I want to be forgotten even by God.


Robert Browning. Paracelsus, pt. 5.





And yet … it moves.

Galileo Galilei



But we begin again. Another start after another sputter. One more attempt to clamber up the sides of the next crest, with the hungry hoping that the next time the ground collapses into a trough is at least further away and the pit shallower.

Self-pity can be comforting for only so long. By design, even the most dismembered of minds and the most broken of personas refuse to marinate in gloom beyond a point.
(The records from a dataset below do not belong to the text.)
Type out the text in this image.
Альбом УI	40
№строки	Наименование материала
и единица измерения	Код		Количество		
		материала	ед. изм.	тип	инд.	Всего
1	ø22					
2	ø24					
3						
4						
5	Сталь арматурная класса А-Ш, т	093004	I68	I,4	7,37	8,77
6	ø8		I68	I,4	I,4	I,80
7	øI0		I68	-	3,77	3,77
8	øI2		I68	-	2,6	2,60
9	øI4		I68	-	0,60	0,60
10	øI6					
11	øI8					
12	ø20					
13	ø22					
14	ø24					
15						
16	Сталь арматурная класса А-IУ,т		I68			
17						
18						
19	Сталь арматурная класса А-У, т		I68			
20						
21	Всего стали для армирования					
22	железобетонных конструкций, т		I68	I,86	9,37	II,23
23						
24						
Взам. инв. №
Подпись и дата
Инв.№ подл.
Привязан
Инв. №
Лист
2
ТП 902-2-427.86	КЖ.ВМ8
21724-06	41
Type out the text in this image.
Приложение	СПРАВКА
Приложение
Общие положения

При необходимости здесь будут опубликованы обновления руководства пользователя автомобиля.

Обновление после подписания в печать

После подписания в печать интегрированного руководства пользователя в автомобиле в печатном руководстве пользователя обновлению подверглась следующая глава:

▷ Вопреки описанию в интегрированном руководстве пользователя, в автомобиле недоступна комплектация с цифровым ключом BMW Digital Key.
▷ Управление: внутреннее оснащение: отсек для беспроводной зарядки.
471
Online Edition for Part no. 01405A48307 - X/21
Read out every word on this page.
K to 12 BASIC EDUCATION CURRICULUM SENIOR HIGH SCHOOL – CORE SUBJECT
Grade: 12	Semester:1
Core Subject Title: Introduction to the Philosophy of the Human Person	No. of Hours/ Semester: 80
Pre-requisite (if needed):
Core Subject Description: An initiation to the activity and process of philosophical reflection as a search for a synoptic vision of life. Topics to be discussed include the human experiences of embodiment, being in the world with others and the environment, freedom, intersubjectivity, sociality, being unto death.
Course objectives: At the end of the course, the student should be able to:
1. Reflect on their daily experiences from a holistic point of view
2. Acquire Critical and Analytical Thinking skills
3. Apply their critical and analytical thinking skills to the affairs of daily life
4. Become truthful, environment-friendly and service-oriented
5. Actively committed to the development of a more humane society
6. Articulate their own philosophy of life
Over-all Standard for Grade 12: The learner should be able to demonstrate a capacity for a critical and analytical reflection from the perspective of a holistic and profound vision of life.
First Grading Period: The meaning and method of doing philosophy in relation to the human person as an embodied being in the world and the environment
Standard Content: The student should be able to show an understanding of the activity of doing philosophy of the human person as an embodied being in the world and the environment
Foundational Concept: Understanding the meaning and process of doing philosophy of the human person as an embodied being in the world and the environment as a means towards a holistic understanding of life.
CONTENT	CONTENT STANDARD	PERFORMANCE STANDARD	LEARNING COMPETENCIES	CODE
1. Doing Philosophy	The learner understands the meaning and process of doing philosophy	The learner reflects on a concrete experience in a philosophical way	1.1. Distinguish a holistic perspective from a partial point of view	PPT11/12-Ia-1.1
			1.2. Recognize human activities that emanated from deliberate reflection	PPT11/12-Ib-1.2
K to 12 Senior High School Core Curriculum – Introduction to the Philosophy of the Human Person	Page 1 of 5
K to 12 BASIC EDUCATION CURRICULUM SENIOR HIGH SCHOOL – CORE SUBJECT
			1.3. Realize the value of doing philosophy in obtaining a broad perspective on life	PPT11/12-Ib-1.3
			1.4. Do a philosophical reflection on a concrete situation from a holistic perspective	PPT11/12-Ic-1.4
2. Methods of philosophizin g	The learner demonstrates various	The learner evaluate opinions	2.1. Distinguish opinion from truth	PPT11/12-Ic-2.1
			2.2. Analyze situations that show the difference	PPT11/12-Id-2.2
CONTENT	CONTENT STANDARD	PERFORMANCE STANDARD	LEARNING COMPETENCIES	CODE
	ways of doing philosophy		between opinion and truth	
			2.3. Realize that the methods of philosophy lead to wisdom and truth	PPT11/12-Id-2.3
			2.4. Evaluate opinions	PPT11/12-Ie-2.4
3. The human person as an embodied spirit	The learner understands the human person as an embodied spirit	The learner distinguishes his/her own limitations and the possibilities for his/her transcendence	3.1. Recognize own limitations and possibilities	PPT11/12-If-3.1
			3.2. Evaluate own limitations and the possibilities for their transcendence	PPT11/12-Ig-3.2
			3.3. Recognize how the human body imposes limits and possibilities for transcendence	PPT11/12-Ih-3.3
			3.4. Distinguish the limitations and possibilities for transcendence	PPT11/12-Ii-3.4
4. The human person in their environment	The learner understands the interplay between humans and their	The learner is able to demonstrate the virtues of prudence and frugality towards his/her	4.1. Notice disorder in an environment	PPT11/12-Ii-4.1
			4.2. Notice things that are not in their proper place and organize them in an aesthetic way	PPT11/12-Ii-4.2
But first there is the denial. You forage for easily-made tools like retreat, and even fashion facades to hide your handicap. Perhaps you hide an accent, feign seriousness or humour, or lie about a make believe focus and imaginary insurmountable obstacles. Maybe you pretend just not to have time from work you have little vocation and even less ability for. When actually it is perhaps just like that line diagram of molecules crashing against the walls of a closed chamber – when your ability to feel becomes this rigid and cold, the more people try to cram inside the chamber of your life, the more the pressure builds. It becomes just that much harder to breathe. To exist. All the while there’s white flags all around you.



And then, utterly sick of all things white and pitiable, you start to want to clamber out again, punching wildly and blindly at something unseen but which you can tell by the resistance against your knuckles is definitely there. There are shards which you can use to build better tools with – you turn to things - medication, information, but most of all a fear of utter devastation. Today is the day you start once again. Frustrating true, but invigorating also.

At any given time, there are over 10 million depressed young people in India. Today is one such day for one of them.

He has now been on the medication for 12 days. Clearly something has begun to change, for the paralyzing weakness that turned waking up every morning into an ordeal is waning – not gone but waning. It is still hard, but he removes the blanket he has been shrouding under.

It is 7:20. For the first time in over 3 months, he will get to work on time today.